Life is too short to fuss over the conniptions (real or otherwise) of other people - what would be the point? It is everyone's right to think what they want - right, wrong, fair or foul. What matters most is being true to your values while accepting those of others (and I think most stable relationships survive on the 'acceptance' part - no one is perfect!).
While it is reasonable to reflect on unfortunate experiences for future reference, there is little to be gained by clinging to the sunken ship.
That's what I meant in my earlier post and your question - hope this clarifies a bit for you.

Hi. I have frequently had my doubts about the progress. Remember that all our stories are different but it took me 2.5 years to see any progress. Indeed, progress before that ... my psychologist would say something like "you are able to catch yourself ..." or when in session using "and" vs "but". On a day by days basis we may not see much difference so compare yourself today with last week, or month?

pinkflower95
Community Member

I get good days and bad days, some days I wish I could end my life/ disappear over this mistake which sounds a bit extreme. There was a misunderstanding on my part, which caused me to text the guy, he took that differently, he replies back sarcastically, at the last minute of me finishing work he replies and blocks me.

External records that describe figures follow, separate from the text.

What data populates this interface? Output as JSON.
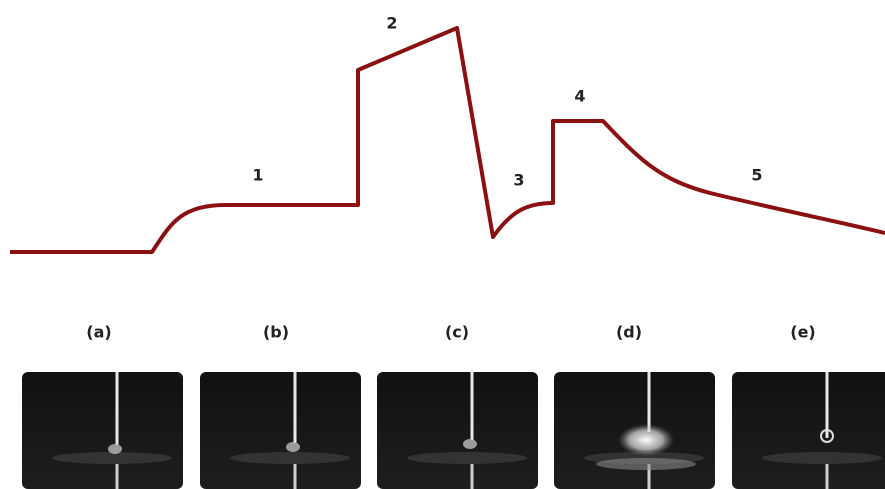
{
  "phase_labels": [
    "1",
    "2",
    "3",
    "4",
    "5"
  ],
  "panel_labels": [
    "(a)",
    "(b)",
    "(c)",
    "(d)",
    "(e)"
  ]
}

Yeah i feel hurt I wanted to stay friends with him, not for sex or anything. Perhaps it was for the best that I am no longer in contact with him and forget him, sex would've lead to more complicated things anyway i feel if it did happen. I just wish I understood what he meant / understood the situation better and he in turn didn't block me. I wish there was a way he could read my blog posts here so he could see where I was coming from. I didn't mean to upset him, but again that is the self indulgent part that I should be avoiding. I am also inexperienced to relationships so I don't know any better and of what to think. I have been trying to get into meditation daily (trial and error to see how it works out for me) and trying to be a bit kinder to myself (hard thing to do/ unlearn) and change my attitude on life. Its hard, i particularly struggle on my days where I am not at work and have more time spare, I have been trying to fill my days but hard with ever impending lockdowns and restrictions. How do I get out of the cycle of self blame and come away from it with my head held high?

Hey Pink, welcome back.
I'm guessing this is one of your bad days, so well done for identifying and redirecting your mulling over the problem to BB. You know, if it only takes one mistake to shatter a friendship, then it is best things took the path they did - the reasons, the missed reconciliation, and self recriminations are irrelevant.
Your faith in sustaining this connection was stronger than his - his loss, not yours. Lockdowns are compounding your feelings so, within prescribed limitations, keep reaching out to others and look out for new opportunities wherever you may be.
I do like that meditation is triumphing over medication - keep it up!